In mezzo alle turbolente vicende che in questi giorni si stanno scagliando come nubifragi inarrestabili sulle scogliere della nostra Penisola, ci sono tanti modi per manifestare il proprio consenso, la propria vergogna o semplicemente il proprio punto di vista. La democrazia passa anche attraverso l’elaborazione di un libero pensiero che, lungi dalla manipolazione, sia capace di discernere obiettivamente dove finisce la giustizia e inizia l’accanimento. O dove termina la moralità e inizia l’immoralità. Sfogliando la cronaca in questi giorni, però, un dato sembra sfuggire alla penna delle firme giornalistiche, solitamente avvezze a dare voce al mondo della giovinezza. Ammesso che qualche profeta possa essere diventato l’emblema di una certa corrente giovanile, è interessante leggere – navigando tra blog, siti internet e community varie – come s’è sviluppato il pensiero giovane dell’altra fetta della giovinezza dopo le prime inevitabili reazioni. E’ molto semplice da descrivere: gran parte dei giovani se ne fregano di quello che sta succedendo nel nostro paese.

menefreghismo

I benpensanti tacceranno questo disinteresse giovanile come peccato – magari catalogabile nel mezzo tra il veniale e il mortale -. Eppure a ben pensarci è la forma di protesta più creativa di cui loro siano artefici in questi giorni bui della vita politica italiana. Perchè tra la rabbia e la simpatia ci stanno insegnando che esiste anche il menefreghismo. Quel menefreghismo non voluto ma necessario per non lasciare che eventi contingenti vadano a scolorare pensieri e immaginazioni che stanno tentando di costruirsi il futuro. La politica sta sperimentando quello che la Chiesa avverte – senza volerne dare l’impressione – ormai da anni: le chiese, i pulpiti e le grandi manifestazioni non sono toccate o boicottate. Sono anche molto partecipate il più delle volte: ma delle parole che s’odono nel mezzo ai più non passa l’idea che debbano essere concretizzate nella vita. Lasciano parlare, ma non ne seguono l’eco: siamo nella forma più evoluta del rifiuto cristiano. Nel blog di uno scrittore emergente, in questi giorni campeggiava un’espressione di Italo Calvino quando, nel mezzo di una sua elaborazione, evidenziava come ci siano due modi per non soffrire l’inferno: il primo è caderci dentro e diventarne parte fino a non accorgersene più. Il secondo è riconoscere nel mezzo dell’inferno dei germi di Paradiso e cercare di dare loro spazio per non farli morire. Oggi sul concetto di “eroismo” sembrano esserci opinioni divergenti. Eppure anche tra chi la pensa in modo diverso giace la vera figura dell’eroe: colui che accetta di imporsi una violenza pur di non diventare parte di un inferno che si presenta sotto le vesti della sensualità, del lassismo e della scorciatoia.

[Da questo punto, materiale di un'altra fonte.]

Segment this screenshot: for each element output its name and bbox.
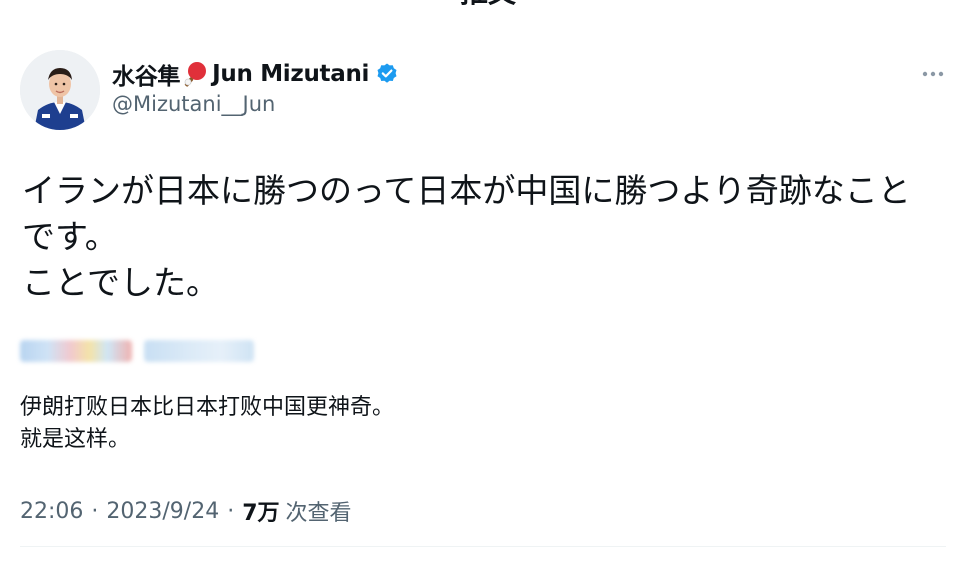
author-name-jp: 水谷隼 [112, 64, 181, 90]
chevron-left-icon[interactable]: ‹ [0, 0, 14, 8]
redacted-label-1 [20, 340, 132, 362]
redacted-label-2 [144, 340, 254, 362]
meta-separator: · [91, 498, 99, 524]
tweet-text: イランが日本に勝つのって日本が中国に勝つより奇跡なこと です。 ことでした。 [22, 171, 911, 302]
verified-icon[interactable] [375, 62, 399, 86]
ping-pong-paddle-icon [182, 60, 210, 88]
more-horizontal-icon[interactable] [920, 64, 946, 84]
author-name-en: Jun Mizutani [212, 61, 370, 87]
avatar-image [20, 50, 100, 130]
top-bar-title: 推文 [460, 0, 516, 8]
author-name[interactable]: 水谷隼 Jun Mizutani [112, 58, 399, 90]
view-count: 7万 [242, 501, 280, 526]
view-count-label: 次查看 [285, 501, 352, 526]
avatar[interactable] [20, 50, 100, 130]
tweet-meta: 22:06 · 2023/9/24 · 7万 次查看 [20, 494, 352, 528]
translated-text: 伊朗打败日本比日本打败中国更神奇。 就是这样。 [20, 395, 395, 452]
top-bar: ‹ 推文 [0, 0, 960, 14]
divider [20, 546, 946, 547]
author-handle[interactable]: @Mizutani__Jun [112, 92, 275, 116]
meta-separator: · [227, 498, 235, 524]
tweet-time[interactable]: 22:06 [20, 499, 83, 524]
tweet-date[interactable]: 2023/9/24 [106, 499, 219, 524]
tweet-detail-page: ‹ 推文 水谷隼 Jun Mizutani [0, 0, 960, 566]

Avere centocinquant’anni e scoprire che i tuoi figli festeggiano il compleanno ignorandoti è una situazione che nemmeno la madre più nefasta oserebbe sognare. Eppure è il modo giovane con il quale stiamo festeggiando un anniversario di cui nessuno ormai parla più. Cosicchè questo disinteresse generale non fa altro che aumentare il “grazie” riconoscente nei confronti del menefreghismo di questi giovani. Che – rifiutando la parte di comparse nel film “C’era una volta l’Italia” – se ne stanno zitti a difendersi da chi vorrebbe togliere loro anche l’ultima illusione rimasta: che dopo la tempesta venga la quiete.
In caso contrario – per rimanere fedeli alle dinamiche raccontate da Calvino – saranno costretti anche loro a vivere per sempre sulle cime degli alberi, come il barone rampante. Per non rischiare di farsi travolgere dalla mediocrità di chi dovrebbe dare il buon esempio.
A questo punto meglio il menefreghismo che un falso moralismo.